Ingredients for - Vegetarian Stuffed Portobello Mushrooms

1. Water - ½ cup
2. Dry red lentils - ⅛ cup
3. Olive oil, divided - 1 tablespoon
4. Baby portobello mushrooms, stemmed - 8
5. Finely diced onion - ½ cup
6. Garlic, finely diced - 2 cloves
7. Shredded Cheddar cheese, divided - ¾ cup
8. Crumbled feta cheese - ¼ cup
9. Shredded Parmesan cheese - ⅛ cup
10. Dried parsley - ¼ teaspoon
11. Salt and ground black pepper to taste - ¼ teaspoon

How to cook deliciously - Vegetarian Stuffed Portobello Mushrooms

1. Stage

Preheat the oven to 350 degrees F (175 degrees C).

2. Stage

Bring water and lentils to a boil in a large saucepan.
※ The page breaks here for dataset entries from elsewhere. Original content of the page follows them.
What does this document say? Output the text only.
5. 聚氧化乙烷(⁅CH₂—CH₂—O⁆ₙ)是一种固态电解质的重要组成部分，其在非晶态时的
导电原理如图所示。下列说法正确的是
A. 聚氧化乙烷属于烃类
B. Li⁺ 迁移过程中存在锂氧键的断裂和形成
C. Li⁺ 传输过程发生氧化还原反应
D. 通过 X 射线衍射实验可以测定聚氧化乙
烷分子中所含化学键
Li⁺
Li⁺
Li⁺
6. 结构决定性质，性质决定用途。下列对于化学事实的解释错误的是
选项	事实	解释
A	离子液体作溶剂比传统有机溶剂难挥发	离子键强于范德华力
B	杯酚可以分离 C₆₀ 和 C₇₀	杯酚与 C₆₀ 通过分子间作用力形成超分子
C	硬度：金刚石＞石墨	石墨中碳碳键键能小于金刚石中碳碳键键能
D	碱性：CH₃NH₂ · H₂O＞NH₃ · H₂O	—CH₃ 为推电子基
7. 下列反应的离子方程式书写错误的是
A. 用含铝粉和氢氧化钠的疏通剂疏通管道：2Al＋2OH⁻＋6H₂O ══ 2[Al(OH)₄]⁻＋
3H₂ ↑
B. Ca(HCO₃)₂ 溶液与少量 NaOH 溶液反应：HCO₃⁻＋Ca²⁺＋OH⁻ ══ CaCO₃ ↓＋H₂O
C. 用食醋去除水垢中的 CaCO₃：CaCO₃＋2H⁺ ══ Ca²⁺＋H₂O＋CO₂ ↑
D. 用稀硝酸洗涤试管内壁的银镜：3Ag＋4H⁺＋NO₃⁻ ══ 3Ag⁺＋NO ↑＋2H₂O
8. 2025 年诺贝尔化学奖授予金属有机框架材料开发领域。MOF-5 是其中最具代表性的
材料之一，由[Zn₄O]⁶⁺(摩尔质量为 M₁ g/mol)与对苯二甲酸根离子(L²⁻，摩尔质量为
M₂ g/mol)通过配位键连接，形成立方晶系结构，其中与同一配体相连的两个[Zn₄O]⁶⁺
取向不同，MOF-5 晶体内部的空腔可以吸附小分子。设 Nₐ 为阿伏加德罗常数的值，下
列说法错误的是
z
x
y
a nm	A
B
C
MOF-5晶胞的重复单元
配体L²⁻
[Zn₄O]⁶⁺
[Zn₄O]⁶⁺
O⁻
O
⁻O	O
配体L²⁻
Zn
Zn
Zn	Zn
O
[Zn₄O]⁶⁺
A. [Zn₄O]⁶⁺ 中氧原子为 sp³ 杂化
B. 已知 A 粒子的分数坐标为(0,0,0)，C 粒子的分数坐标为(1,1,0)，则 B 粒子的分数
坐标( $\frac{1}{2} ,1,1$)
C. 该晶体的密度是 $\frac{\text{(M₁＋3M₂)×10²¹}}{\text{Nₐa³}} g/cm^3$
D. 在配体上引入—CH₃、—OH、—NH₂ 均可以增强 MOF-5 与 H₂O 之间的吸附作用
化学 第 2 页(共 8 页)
Cover, reduce heat to low, and simmer until tender, 5 to 7 minutes.

3. Stage

Heat 1 teaspoon oil in a skillet over medium-high heat. Saute mushrooms in the hot oil until softened and liquid starts to cook out, 5 to 10 minutes. Remove from heat and place into a baking dish, cap-side down.

4. Stage

Heat remaining oil in a small pan over medium-high heat. Add onion and garlic and cook until onion is transparent and garlic fragrant, about 5 minutes.

5. Stage

Combine lentils, onion-garlic mixture, 1/4 cup Cheddar cheese, feta cheese, Parmesan cheese, parsley, salt, and pepper in a bowl. Stir until well mixed.

6. Stage

Fill mushroom caps evenly with mixture and top with remaining Cheddar cheese.

7. Stage

Bake in the preheated oven until cheese is melted, 15 to 20 minutes. Serve.